Yes, the lower left hand corner should be the pith. If I'm understanding your question correctly, the answer is no: given an $(\infty,2)$-category, one can form an $\infty$-category either by discarding all of the noninvertible $2$-morphisms (which is the pith) or by forcing all the noninvertible $2$-morphisms to become invertible. These will generally be different $\infty$-categories which have different homotopy categories, and the lower left hand corner should involve the first of these (in this situation, the noninvertible $2$-morphisms induce non-invertible natural transformations between the transport functors).
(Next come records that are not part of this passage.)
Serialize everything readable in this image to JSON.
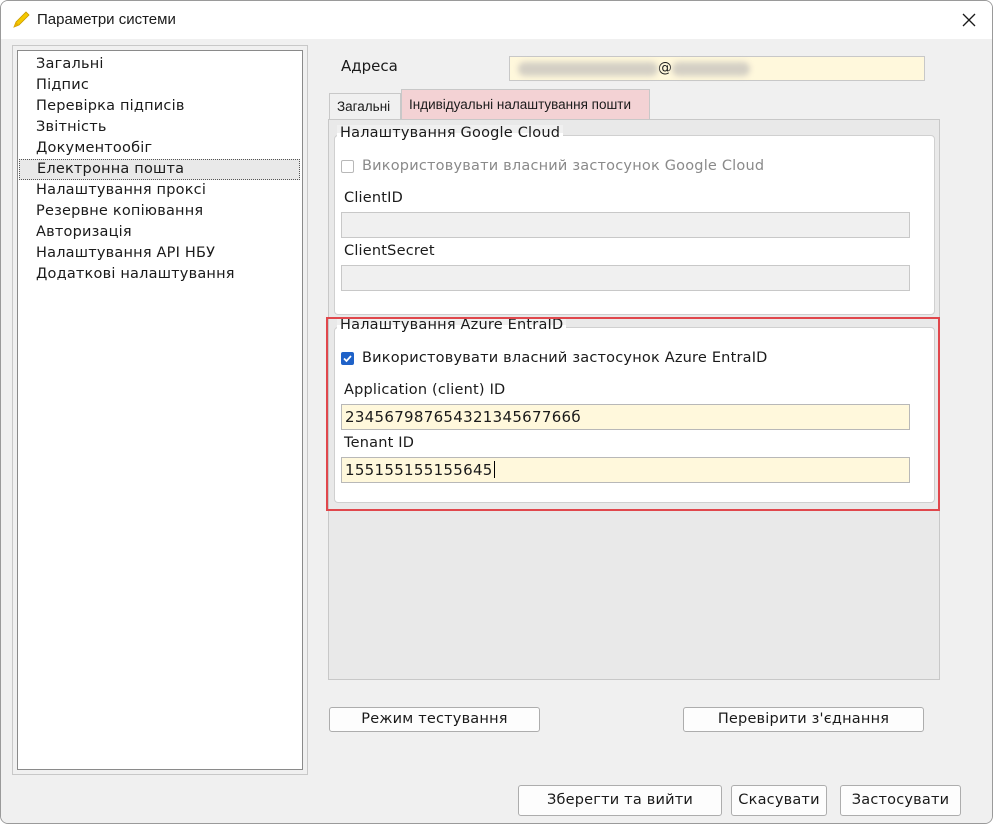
{
  "window": {
    "title": "Параметри системи"
  },
  "nav": {
    "items": [
      {
        "label": "Загальні",
        "selected": false
      },
      {
        "label": "Підпис",
        "selected": false
      },
      {
        "label": "Перевірка підписів",
        "selected": false
      },
      {
        "label": "Звітність",
        "selected": false
      },
      {
        "label": "Документообіг",
        "selected": false
      },
      {
        "label": "Електронна пошта",
        "selected": true
      },
      {
        "label": "Налаштування проксі",
        "selected": false
      },
      {
        "label": "Резервне копіювання",
        "selected": false
      },
      {
        "label": "Авторизація",
        "selected": false
      },
      {
        "label": "Налаштування API НБУ",
        "selected": false
      },
      {
        "label": "Додаткові налаштування",
        "selected": false
      }
    ]
  },
  "address": {
    "label": "Адреса",
    "at": "@"
  },
  "tabs": {
    "general": "Загальні",
    "individual": "Індивідуальні налаштування пошти"
  },
  "google": {
    "legend": "Налаштування Google Cloud",
    "checkbox_label": "Використовувати власний застосунок Google Cloud",
    "checked": false,
    "client_id_label": "ClientID",
    "client_id_value": "",
    "client_secret_label": "ClientSecret",
    "client_secret_value": ""
  },
  "azure": {
    "legend": "Налаштування Azure EntraID",
    "checkbox_label": "Використовувати власний застосунок Azure EntraID",
    "checked": true,
    "app_id_label": "Application (client) ID",
    "app_id_value": "23456798765432134567766б",
    "tenant_id_label": "Tenant ID",
    "tenant_id_value": "155155155155645"
  },
  "buttons": {
    "test_mode": "Режим тестування",
    "check_connection": "Перевірити з'єднання",
    "save_exit": "Зберегти та вийти",
    "cancel": "Скасувати",
    "apply": "Застосувати"
  },
  "colors": {
    "active_input_bg": "#fff8dc",
    "active_tab_bg": "#f3d2d4",
    "highlight_border": "#e0474c",
    "checkbox_checked": "#1f62c8"
  }
}
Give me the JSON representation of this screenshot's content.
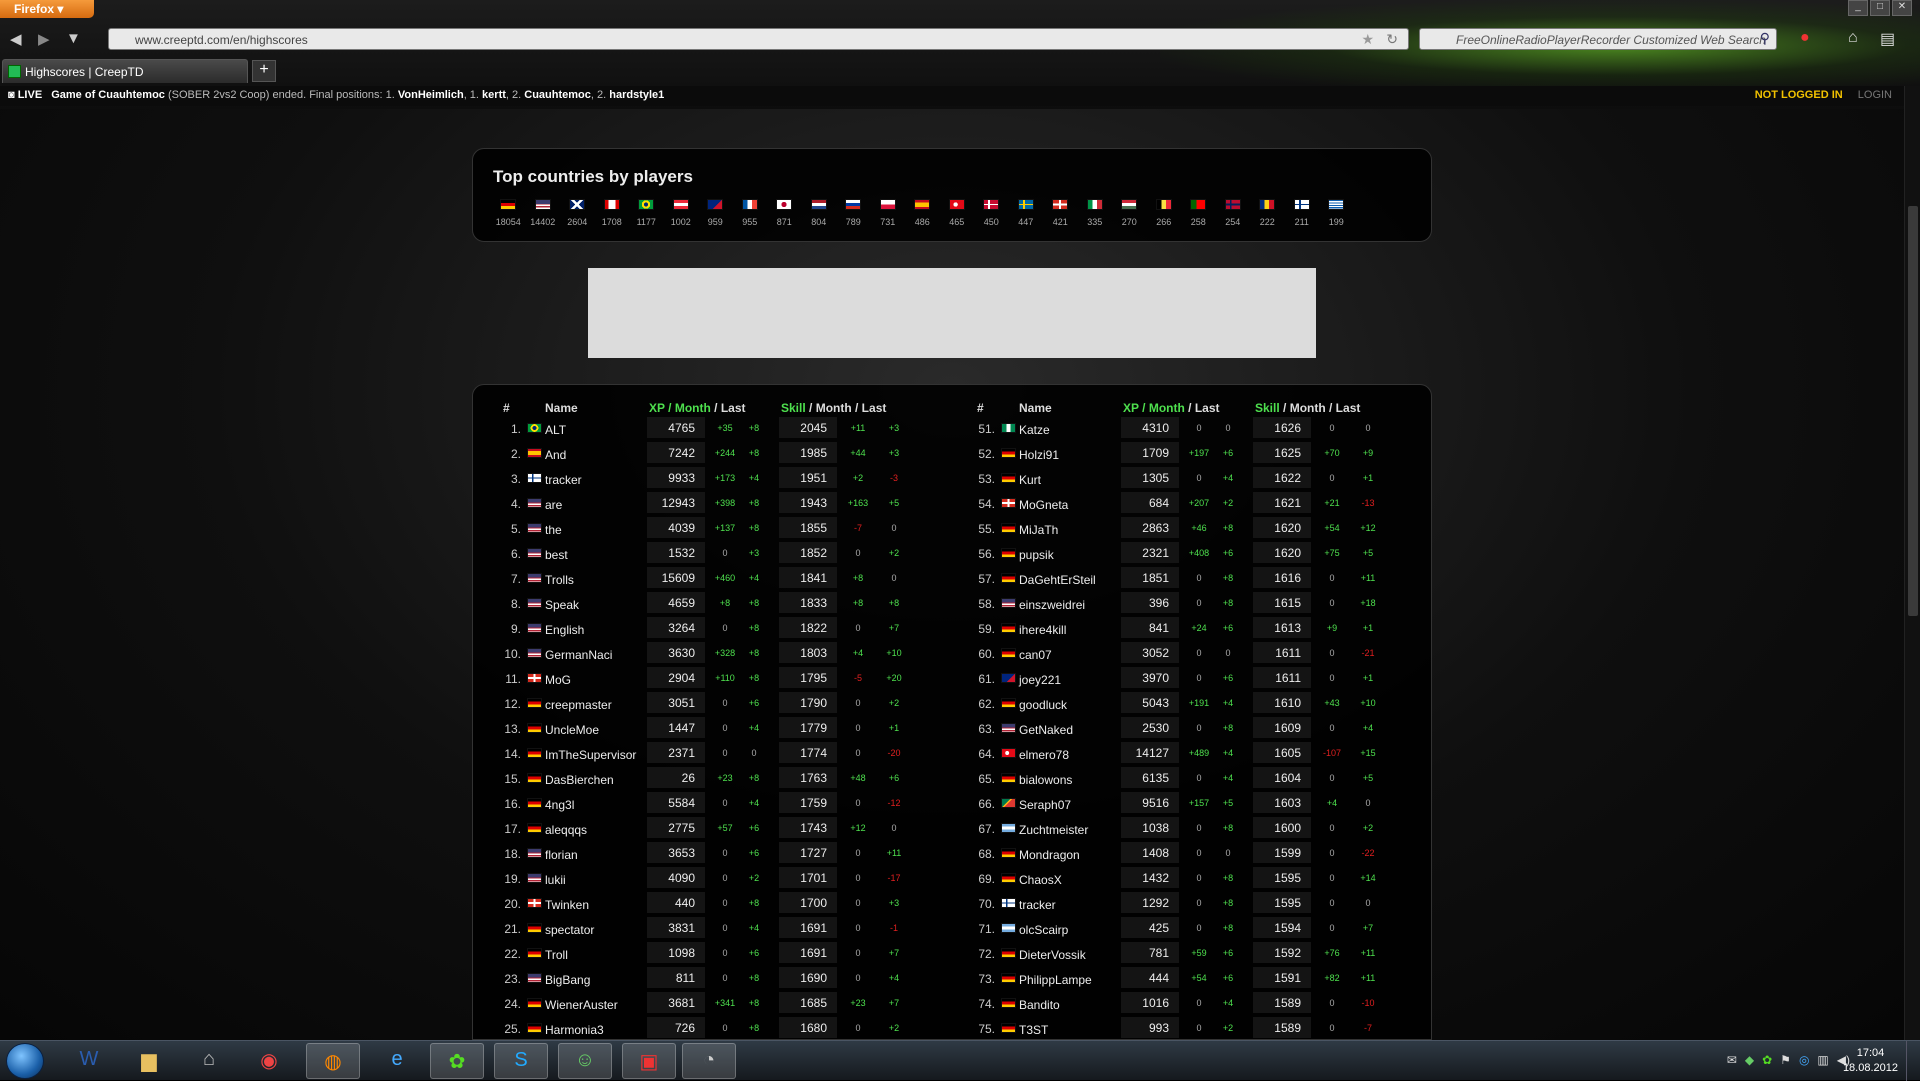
{
  "browser": {
    "menu_label": "Firefox",
    "url": "www.creeptd.com/en/highscores",
    "search_placeholder": "FreeOnlineRadioPlayerRecorder Customized Web Search",
    "tab_title": "Highscores | CreepTD"
  },
  "livebar": {
    "live_label": "LIVE",
    "game_title": "Game of Cuauhtemoc",
    "game_mode": "(SOBER 2vs2 Coop) ended. Final positions: 1.",
    "p1": "VonHeimlich",
    "sep1": ", 1.",
    "p2": "kertt",
    "sep2": ", 2.",
    "p3": "Cuauhtemoc",
    "sep3": ", 2.",
    "p4": "hardstyle1",
    "status": "NOT LOGGED IN",
    "login": "LOGIN"
  },
  "countries": {
    "title": "Top countries by players",
    "items": [
      {
        "flag": "germany",
        "count": "18054"
      },
      {
        "flag": "usa",
        "count": "14402"
      },
      {
        "flag": "uk",
        "count": "2604"
      },
      {
        "flag": "canada",
        "count": "1708"
      },
      {
        "flag": "brazil",
        "count": "1177"
      },
      {
        "flag": "austria",
        "count": "1002"
      },
      {
        "flag": "australia",
        "count": "959"
      },
      {
        "flag": "france",
        "count": "955"
      },
      {
        "flag": "japan",
        "count": "871"
      },
      {
        "flag": "netherlands",
        "count": "804"
      },
      {
        "flag": "russia",
        "count": "789"
      },
      {
        "flag": "poland",
        "count": "731"
      },
      {
        "flag": "spain",
        "count": "486"
      },
      {
        "flag": "turkey",
        "count": "465"
      },
      {
        "flag": "denmark",
        "count": "450"
      },
      {
        "flag": "sweden",
        "count": "447"
      },
      {
        "flag": "switzerland",
        "count": "421"
      },
      {
        "flag": "italy",
        "count": "335"
      },
      {
        "flag": "hungary",
        "count": "270"
      },
      {
        "flag": "belgium",
        "count": "266"
      },
      {
        "flag": "portugal",
        "count": "258"
      },
      {
        "flag": "norway",
        "count": "254"
      },
      {
        "flag": "romania",
        "count": "222"
      },
      {
        "flag": "finland",
        "count": "211"
      },
      {
        "flag": "greece",
        "count": "199"
      }
    ]
  },
  "table_headers": {
    "rank": "#",
    "name": "Name",
    "xp": "XP",
    "slash1": "/",
    "month": "Month",
    "slash2": "/ Last",
    "skill": "Skill",
    "skill_rest": "/ Month / Last"
  },
  "left_rows": [
    {
      "rank": "1.",
      "flag": "brazil",
      "name": "ALT",
      "xp": "4765",
      "xp_month": "+35",
      "xp_last": "+8",
      "skill": "2045",
      "skill_month": "+11",
      "skill_last": "+3"
    },
    {
      "rank": "2.",
      "flag": "spain",
      "name": "And",
      "xp": "7242",
      "xp_month": "+244",
      "xp_last": "+8",
      "skill": "1985",
      "skill_month": "+44",
      "skill_last": "+3"
    },
    {
      "rank": "3.",
      "flag": "finland",
      "name": "tracker",
      "xp": "9933",
      "xp_month": "+173",
      "xp_last": "+4",
      "skill": "1951",
      "skill_month": "+2",
      "skill_last": "-3"
    },
    {
      "rank": "4.",
      "flag": "usa",
      "name": "are",
      "xp": "12943",
      "xp_month": "+398",
      "xp_last": "+8",
      "skill": "1943",
      "skill_month": "+163",
      "skill_last": "+5"
    },
    {
      "rank": "5.",
      "flag": "usa",
      "name": "the",
      "xp": "4039",
      "xp_month": "+137",
      "xp_last": "+8",
      "skill": "1855",
      "skill_month": "-7",
      "skill_last": "0"
    },
    {
      "rank": "6.",
      "flag": "usa",
      "name": "best",
      "xp": "1532",
      "xp_month": "0",
      "xp_last": "+3",
      "skill": "1852",
      "skill_month": "0",
      "skill_last": "+2"
    },
    {
      "rank": "7.",
      "flag": "usa",
      "name": "Trolls",
      "xp": "15609",
      "xp_month": "+460",
      "xp_last": "+4",
      "skill": "1841",
      "skill_month": "+8",
      "skill_last": "0"
    },
    {
      "rank": "8.",
      "flag": "usa",
      "name": "Speak",
      "xp": "4659",
      "xp_month": "+8",
      "xp_last": "+8",
      "skill": "1833",
      "skill_month": "+8",
      "skill_last": "+8"
    },
    {
      "rank": "9.",
      "flag": "usa",
      "name": "English",
      "xp": "3264",
      "xp_month": "0",
      "xp_last": "+8",
      "skill": "1822",
      "skill_month": "0",
      "skill_last": "+7"
    },
    {
      "rank": "10.",
      "flag": "usa",
      "name": "GermanNaci",
      "xp": "3630",
      "xp_month": "+328",
      "xp_last": "+8",
      "skill": "1803",
      "skill_month": "+4",
      "skill_last": "+10"
    },
    {
      "rank": "11.",
      "flag": "switzerland",
      "name": "MoG",
      "xp": "2904",
      "xp_month": "+110",
      "xp_last": "+8",
      "skill": "1795",
      "skill_month": "-5",
      "skill_last": "+20"
    },
    {
      "rank": "12.",
      "flag": "germany",
      "name": "creepmaster",
      "xp": "3051",
      "xp_month": "0",
      "xp_last": "+6",
      "skill": "1790",
      "skill_month": "0",
      "skill_last": "+2"
    },
    {
      "rank": "13.",
      "flag": "germany",
      "name": "UncleMoe",
      "xp": "1447",
      "xp_month": "0",
      "xp_last": "+4",
      "skill": "1779",
      "skill_month": "0",
      "skill_last": "+1"
    },
    {
      "rank": "14.",
      "flag": "germany",
      "name": "ImTheSupervisor",
      "xp": "2371",
      "xp_month": "0",
      "xp_last": "0",
      "skill": "1774",
      "skill_month": "0",
      "skill_last": "-20"
    },
    {
      "rank": "15.",
      "flag": "germany",
      "name": "DasBierchen",
      "xp": "26",
      "xp_month": "+23",
      "xp_last": "+8",
      "skill": "1763",
      "skill_month": "+48",
      "skill_last": "+6"
    },
    {
      "rank": "16.",
      "flag": "germany",
      "name": "4ng3l",
      "xp": "5584",
      "xp_month": "0",
      "xp_last": "+4",
      "skill": "1759",
      "skill_month": "0",
      "skill_last": "-12"
    },
    {
      "rank": "17.",
      "flag": "germany",
      "name": "aleqqqs",
      "xp": "2775",
      "xp_month": "+57",
      "xp_last": "+6",
      "skill": "1743",
      "skill_month": "+12",
      "skill_last": "0"
    },
    {
      "rank": "18.",
      "flag": "usa",
      "name": "florian",
      "xp": "3653",
      "xp_month": "0",
      "xp_last": "+6",
      "skill": "1727",
      "skill_month": "0",
      "skill_last": "+11"
    },
    {
      "rank": "19.",
      "flag": "usa",
      "name": "lukii",
      "xp": "4090",
      "xp_month": "0",
      "xp_last": "+2",
      "skill": "1701",
      "skill_month": "0",
      "skill_last": "-17"
    },
    {
      "rank": "20.",
      "flag": "switzerland",
      "name": "Twinken",
      "xp": "440",
      "xp_month": "0",
      "xp_last": "+8",
      "skill": "1700",
      "skill_month": "0",
      "skill_last": "+3"
    },
    {
      "rank": "21.",
      "flag": "germany",
      "name": "spectator",
      "xp": "3831",
      "xp_month": "0",
      "xp_last": "+4",
      "skill": "1691",
      "skill_month": "0",
      "skill_last": "-1"
    },
    {
      "rank": "22.",
      "flag": "germany",
      "name": "Troll",
      "xp": "1098",
      "xp_month": "0",
      "xp_last": "+6",
      "skill": "1691",
      "skill_month": "0",
      "skill_last": "+7"
    },
    {
      "rank": "23.",
      "flag": "usa",
      "name": "BigBang",
      "xp": "811",
      "xp_month": "0",
      "xp_last": "+8",
      "skill": "1690",
      "skill_month": "0",
      "skill_last": "+4"
    },
    {
      "rank": "24.",
      "flag": "germany",
      "name": "WienerAuster",
      "xp": "3681",
      "xp_month": "+341",
      "xp_last": "+8",
      "skill": "1685",
      "skill_month": "+23",
      "skill_last": "+7"
    },
    {
      "rank": "25.",
      "flag": "germany",
      "name": "Harmonia3",
      "xp": "726",
      "xp_month": "0",
      "xp_last": "+8",
      "skill": "1680",
      "skill_month": "0",
      "skill_last": "+2"
    }
  ],
  "right_rows": [
    {
      "rank": "51.",
      "flag": "nigeria",
      "name": "Katze",
      "xp": "4310",
      "xp_month": "0",
      "xp_last": "0",
      "skill": "1626",
      "skill_month": "0",
      "skill_last": "0"
    },
    {
      "rank": "52.",
      "flag": "germany",
      "name": "Holzi91",
      "xp": "1709",
      "xp_month": "+197",
      "xp_last": "+6",
      "skill": "1625",
      "skill_month": "+70",
      "skill_last": "+9"
    },
    {
      "rank": "53.",
      "flag": "germany",
      "name": "Kurt",
      "xp": "1305",
      "xp_month": "0",
      "xp_last": "+4",
      "skill": "1622",
      "skill_month": "0",
      "skill_last": "+1"
    },
    {
      "rank": "54.",
      "flag": "switzerland",
      "name": "MoGneta",
      "xp": "684",
      "xp_month": "+207",
      "xp_last": "+2",
      "skill": "1621",
      "skill_month": "+21",
      "skill_last": "-13"
    },
    {
      "rank": "55.",
      "flag": "germany",
      "name": "MiJaTh",
      "xp": "2863",
      "xp_month": "+46",
      "xp_last": "+8",
      "skill": "1620",
      "skill_month": "+54",
      "skill_last": "+12"
    },
    {
      "rank": "56.",
      "flag": "germany",
      "name": "pupsik",
      "xp": "2321",
      "xp_month": "+408",
      "xp_last": "+6",
      "skill": "1620",
      "skill_month": "+75",
      "skill_last": "+5"
    },
    {
      "rank": "57.",
      "flag": "germany",
      "name": "DaGehtErSteil",
      "xp": "1851",
      "xp_month": "0",
      "xp_last": "+8",
      "skill": "1616",
      "skill_month": "0",
      "skill_last": "+11"
    },
    {
      "rank": "58.",
      "flag": "usa",
      "name": "einszweidrei",
      "xp": "396",
      "xp_month": "0",
      "xp_last": "+8",
      "skill": "1615",
      "skill_month": "0",
      "skill_last": "+18"
    },
    {
      "rank": "59.",
      "flag": "germany",
      "name": "ihere4kill",
      "xp": "841",
      "xp_month": "+24",
      "xp_last": "+6",
      "skill": "1613",
      "skill_month": "+9",
      "skill_last": "+1"
    },
    {
      "rank": "60.",
      "flag": "germany",
      "name": "can07",
      "xp": "3052",
      "xp_month": "0",
      "xp_last": "0",
      "skill": "1611",
      "skill_month": "0",
      "skill_last": "-21"
    },
    {
      "rank": "61.",
      "flag": "australia",
      "name": "joey221",
      "xp": "3970",
      "xp_month": "0",
      "xp_last": "+6",
      "skill": "1611",
      "skill_month": "0",
      "skill_last": "+1"
    },
    {
      "rank": "62.",
      "flag": "germany",
      "name": "goodluck",
      "xp": "5043",
      "xp_month": "+191",
      "xp_last": "+4",
      "skill": "1610",
      "skill_month": "+43",
      "skill_last": "+10"
    },
    {
      "rank": "63.",
      "flag": "usa",
      "name": "GetNaked",
      "xp": "2530",
      "xp_month": "0",
      "xp_last": "+8",
      "skill": "1609",
      "skill_month": "0",
      "skill_last": "+4"
    },
    {
      "rank": "64.",
      "flag": "turkey",
      "name": "elmero78",
      "xp": "14127",
      "xp_month": "+489",
      "xp_last": "+4",
      "skill": "1605",
      "skill_month": "-107",
      "skill_last": "+15"
    },
    {
      "rank": "65.",
      "flag": "germany",
      "name": "bialowons",
      "xp": "6135",
      "xp_month": "0",
      "xp_last": "+4",
      "skill": "1604",
      "skill_month": "0",
      "skill_last": "+5"
    },
    {
      "rank": "66.",
      "flag": "southafrica",
      "name": "Seraph07",
      "xp": "9516",
      "xp_month": "+157",
      "xp_last": "+5",
      "skill": "1603",
      "skill_month": "+4",
      "skill_last": "0"
    },
    {
      "rank": "67.",
      "flag": "argentina",
      "name": "Zuchtmeister",
      "xp": "1038",
      "xp_month": "0",
      "xp_last": "+8",
      "skill": "1600",
      "skill_month": "0",
      "skill_last": "+2"
    },
    {
      "rank": "68.",
      "flag": "germany",
      "name": "Mondragon",
      "xp": "1408",
      "xp_month": "0",
      "xp_last": "0",
      "skill": "1599",
      "skill_month": "0",
      "skill_last": "-22"
    },
    {
      "rank": "69.",
      "flag": "germany",
      "name": "ChaosX",
      "xp": "1432",
      "xp_month": "0",
      "xp_last": "+8",
      "skill": "1595",
      "skill_month": "0",
      "skill_last": "+14"
    },
    {
      "rank": "70.",
      "flag": "finland",
      "name": "tracker",
      "xp": "1292",
      "xp_month": "0",
      "xp_last": "+8",
      "skill": "1595",
      "skill_month": "0",
      "skill_last": "0"
    },
    {
      "rank": "71.",
      "flag": "argentina",
      "name": "olcScairp",
      "xp": "425",
      "xp_month": "0",
      "xp_last": "+8",
      "skill": "1594",
      "skill_month": "0",
      "skill_last": "+7"
    },
    {
      "rank": "72.",
      "flag": "germany",
      "name": "DieterVossik",
      "xp": "781",
      "xp_month": "+59",
      "xp_last": "+6",
      "skill": "1592",
      "skill_month": "+76",
      "skill_last": "+11"
    },
    {
      "rank": "73.",
      "flag": "germany",
      "name": "PhilippLampe",
      "xp": "444",
      "xp_month": "+54",
      "xp_last": "+6",
      "skill": "1591",
      "skill_month": "+82",
      "skill_last": "+11"
    },
    {
      "rank": "74.",
      "flag": "germany",
      "name": "Bandito",
      "xp": "1016",
      "xp_month": "0",
      "xp_last": "+4",
      "skill": "1589",
      "skill_month": "0",
      "skill_last": "-10"
    },
    {
      "rank": "75.",
      "flag": "germany",
      "name": "T3ST",
      "xp": "993",
      "xp_month": "0",
      "xp_last": "+2",
      "skill": "1589",
      "skill_month": "0",
      "skill_last": "-7"
    }
  ],
  "taskbar": {
    "apps": [
      "start-orb",
      "word-icon",
      "explorer-icon",
      "scanner-icon",
      "chrome-icon",
      "firefox-icon",
      "ie-icon",
      "icq-icon",
      "skype-icon",
      "messenger-icon",
      "creeptd-icon",
      "dialer-icon"
    ],
    "time": "17:04",
    "date": "18.08.2012"
  },
  "colors": {
    "positive": "#4ee04e",
    "negative": "#e02020",
    "accent_gold": "#f2c200"
  }
}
Little typos: 1. In the webpage, the brackets in $\mathrm{hPith}(\mathrm{N^{hc}_\bullet}(\mathcal{C}))$ seem not to be depicted as expectation (at least for me). 2. In the diagram of (a), it seems that one shouldn't take core at the left corner. 3. "...$Fg_\sigma$ is an $n$-simplex of...", it seems that $Fg_\sigma$ should be corrected as $g_\sigma$. 4. In the definition of $u_{i,j}$, the target is a simplicial set hence it should be corrected as $\mathrm{Hom}_{\mathcal{C}}(h_{\sigma}(i),h_{\sigma}(j))_{\bullet}$. 5. The enumerations $(a')$, $(b')$, $(c')$ in the definition of $u_{i,j}$ aren't compiled well on the webpage (at least for me).

Moreover, in (02S0) and in the definition of $\lambda$, is the abbreviation $\mathrm{N}^{\rm hc}_\bullet$ for $\mathrm{N}^{\rm hc}_\bullet(\mathcal{C})$ intended or just a typo?

Yep. Thanks!